Quoi qu’il en soit, il existent également des voix louant Louise Labé et son écriture ; laissons ici la parole à Rainer Maria Rilke :
Beauté, culture, douceur, bonté, aucune qualité ne fit défaut à la Belle Cordière (…). On s’étonne qu’elle ait pu passer, aux yeux de certains, pour une indigne courtisane. On ne saurait trouver dans toute notre littérature des poèmes d’amour plus pudiques.[7]
Ce travail aura pour but d’étudier et définir « l’objet de scandale » : l’érotique dans les sonnets amoureux de Louise Labé[8].
1. Une poétesse de la Renaissance
1.1 La vie de Louise Labé
La naissance de Louise Labé, enfant du cordier Pierre Labé et de sa deuxième femme Etiennette Roybet, est située entre 1516 et 1523 (Rigolot) ou 1519 et 1524 (Giudici).[9] La poétesse lyonnaise gardera le surnom de son père comme nom de plume, peut-être pour les mêmes raisons sociales à cause desquels son père l’avait repris de sa première épouse, veuve de Jacques Humbert, dit Labé.
L’éducation de Louise Labé semble avoir été particulièrement soignée : peut-être au couvent de La Déserte, elle apprend à lire et à écrire ainsi que le latin, l’italien, l’espagnol, l’art de broder, la musique et apparemment – aux côtés de son frère François – l’escrime et l’équitation. En 1542, après avoir repoussé l’amour d’un vieux « poète rommain », qui pourrait être Clément Marot, Louise Labé – tombée amoureuse d’un « homme de guerre », soit le dauphin, soit un homme de la suite royale – participe selon une ancienne biographie anonyme au siège de Perpignan.[10]
Entre 1543 et 1545, Louise Labé épouse le cordier Ennemond Perrin ; l’appellation de « Belle Cordière » lui vient donc du métier de son mari.

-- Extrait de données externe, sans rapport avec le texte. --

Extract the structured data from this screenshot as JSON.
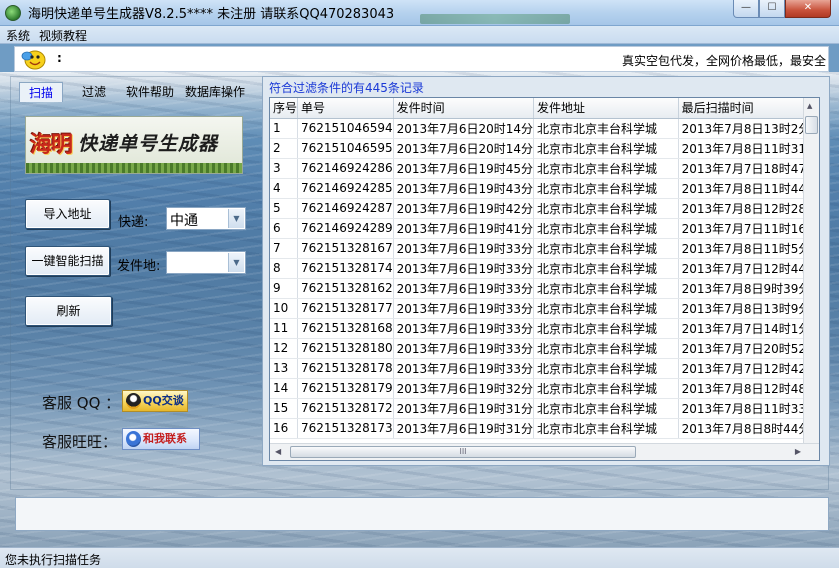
{
  "window": {
    "title": "海明快递单号生成器V8.2.5****  未注册 请联系QQ470283043",
    "controls": {
      "minimize": "—",
      "maximize": "☐",
      "close": "✕"
    }
  },
  "menu": {
    "items": [
      "系统",
      "视频教程"
    ]
  },
  "toolbar": {
    "colon": ":",
    "marquee": "真实空包代发，全网价格最低，最安全"
  },
  "tabs": [
    {
      "label": "扫描",
      "active": true
    },
    {
      "label": "过滤",
      "active": false
    },
    {
      "label": "软件帮助",
      "active": false
    },
    {
      "label": "数据库操作",
      "active": false
    }
  ],
  "logo": {
    "big": "海明",
    "rest": "快递单号生成器"
  },
  "controls": {
    "import_label": "导入地址",
    "scan_label": "一键智能扫描",
    "refresh_label": "刷新",
    "express_label": "快递:",
    "express_value": "中通",
    "origin_label": "发件地:",
    "origin_value": ""
  },
  "service": {
    "qq_label": "客服 QQ ：",
    "qq_badge": "QQ交谈",
    "ww_label": "客服旺旺：",
    "ww_badge": "和我联系"
  },
  "grid": {
    "records_text": "符合过滤条件的有445条记录",
    "columns": [
      "序号",
      "单号",
      "发件时间",
      "发件地址",
      "最后扫描时间"
    ],
    "rows": [
      [
        "1",
        "762151046594",
        "2013年7月6日20时14分",
        "北京市北京丰台科学城",
        "2013年7月8日13时2分"
      ],
      [
        "2",
        "762151046595",
        "2013年7月6日20时14分",
        "北京市北京丰台科学城",
        "2013年7月8日11时31分"
      ],
      [
        "3",
        "762146924286",
        "2013年7月6日19时45分",
        "北京市北京丰台科学城",
        "2013年7月7日18时47分"
      ],
      [
        "4",
        "762146924285",
        "2013年7月6日19时43分",
        "北京市北京丰台科学城",
        "2013年7月8日11时44分"
      ],
      [
        "5",
        "762146924287",
        "2013年7月6日19时42分",
        "北京市北京丰台科学城",
        "2013年7月8日12时28分"
      ],
      [
        "6",
        "762146924289",
        "2013年7月6日19时41分",
        "北京市北京丰台科学城",
        "2013年7月7日11时16分"
      ],
      [
        "7",
        "762151328167",
        "2013年7月6日19时33分",
        "北京市北京丰台科学城",
        "2013年7月8日11时5分"
      ],
      [
        "8",
        "762151328174",
        "2013年7月6日19时33分",
        "北京市北京丰台科学城",
        "2013年7月7日12时44分"
      ],
      [
        "9",
        "762151328162",
        "2013年7月6日19时33分",
        "北京市北京丰台科学城",
        "2013年7月8日9时39分"
      ],
      [
        "10",
        "762151328177",
        "2013年7月6日19时33分",
        "北京市北京丰台科学城",
        "2013年7月8日13时9分"
      ],
      [
        "11",
        "762151328168",
        "2013年7月6日19时33分",
        "北京市北京丰台科学城",
        "2013年7月7日14时1分"
      ],
      [
        "12",
        "762151328180",
        "2013年7月6日19时33分",
        "北京市北京丰台科学城",
        "2013年7月7日20时52分"
      ],
      [
        "13",
        "762151328178",
        "2013年7月6日19时33分",
        "北京市北京丰台科学城",
        "2013年7月7日12时42分"
      ],
      [
        "14",
        "762151328179",
        "2013年7月6日19时32分",
        "北京市北京丰台科学城",
        "2013年7月8日12时48分"
      ],
      [
        "15",
        "762151328172",
        "2013年7月6日19时31分",
        "北京市北京丰台科学城",
        "2013年7月8日11时33分"
      ],
      [
        "16",
        "762151328173",
        "2013年7月6日19时31分",
        "北京市北京丰台科学城",
        "2013年7月8日8时44分"
      ]
    ],
    "hscroll_grip": "III"
  },
  "status": {
    "text": "您未执行扫描任务"
  },
  "colors": {
    "accent": "#1a39d6",
    "tab_active": "#0000ee"
  },
  "icons": [
    "app-icon",
    "smile-icon",
    "qq-icon",
    "wangwang-icon",
    "dropdown-arrow-icon"
  ]
}
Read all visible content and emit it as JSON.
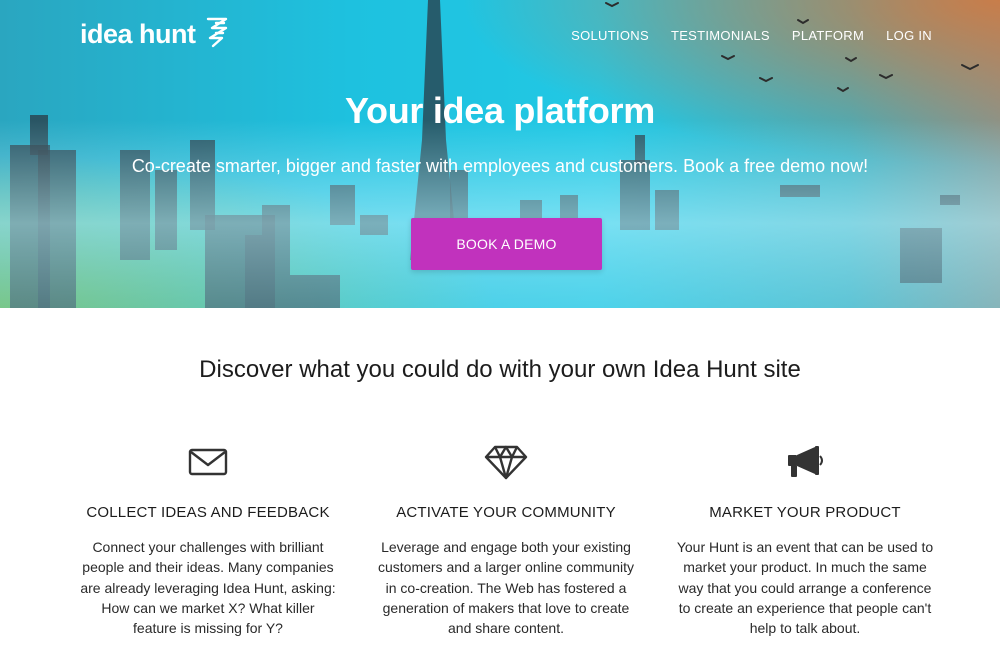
{
  "brand": {
    "name": "idea hunt",
    "icon": "lightning-bolt-logo-icon"
  },
  "nav": {
    "items": [
      {
        "label": "SOLUTIONS"
      },
      {
        "label": "TESTIMONIALS"
      },
      {
        "label": "PLATFORM"
      },
      {
        "label": "LOG IN"
      }
    ]
  },
  "hero": {
    "title": "Your idea platform",
    "subtitle": "Co-create smarter, bigger and faster with employees and customers. Book a free demo now!",
    "cta_label": "BOOK A DEMO"
  },
  "section": {
    "title": "Discover what you could do with your own Idea Hunt site",
    "features": [
      {
        "icon": "envelope-icon",
        "title": "COLLECT IDEAS AND FEEDBACK",
        "body": "Connect your challenges with brilliant people and their ideas. Many companies are already leveraging Idea Hunt, asking: How can we market X? What killer feature is missing for Y?"
      },
      {
        "icon": "diamond-icon",
        "title": "ACTIVATE YOUR COMMUNITY",
        "body": "Leverage and engage both your existing customers and a larger online community in co-creation. The Web has fostered a generation of makers that love to create and share content."
      },
      {
        "icon": "megaphone-icon",
        "title": "MARKET YOUR PRODUCT",
        "body": "Your Hunt is an event that can be used to market your product. In much the same way that you could arrange a conference to create an experience that people can't help to talk about."
      }
    ]
  },
  "colors": {
    "cta": "#c132bd",
    "hero_teal": "#1ec1df",
    "hero_orange": "#d6783c",
    "hero_green": "#6eb93c"
  }
}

Elle tient salon littéraire auquel participent des écrivains et intellectuels lyonnais, entre autres Maurice Scève, Jacques Peletier du Mans et des artistes de passage à Lyon comme Olivier de Magny.[11]
En 1548, Louise Labé commence très probablement à écrire le Débat de Folie et d’Amour; ses sonnets suivront à partir de 1552 – aussi l’année des « allusions aux mœurs légères »[12] de la poétesse. La composition des élégies I et III, on la suppose pour l’année 1553 ainsi qu’une possible liaison avec Olivier de Magny. En été 1555, après avoir écrit la deuxième élégie probablement un an plus tôt, Louise Labé publie ses Œuvres sous la protection de Henri II[13]. Les textes des Œuvres, suppose-t-on, ont circulé longtemps avant d’être imprimés pour la première fois ; jusqu’à 1762, ils vivront cinq éditions.
Entre janvier 1555 et septembre 1557, le mari de la poétesse meurt. En 1557, une chanson anonyme (contenant des allusions à une liaison avec le banquier Thomas Fortin) est diffusée qui critique scandaleusement les mœurs de Louise Labé. La prochaine attaque contre la poétesse vient de la part d’Olivier de Magny : En 1559, il publie ses Odes dont « A Sire Aymon » (c’est-à-dire Ennemond), une reproche de la complaisance au mari décédé de Louise Labé, probable ancienne amante de l’auteur même.[14]
Malade, Louise Labé se retire soit chez Thomas Fortin (avec qui elle est liée depuis une huitaine d’années), soit à sa propriété de Parcieux où elle meurt avant le 15 février 1566, ayant nommé Fortin administrateur de ses biens après sa mort[15].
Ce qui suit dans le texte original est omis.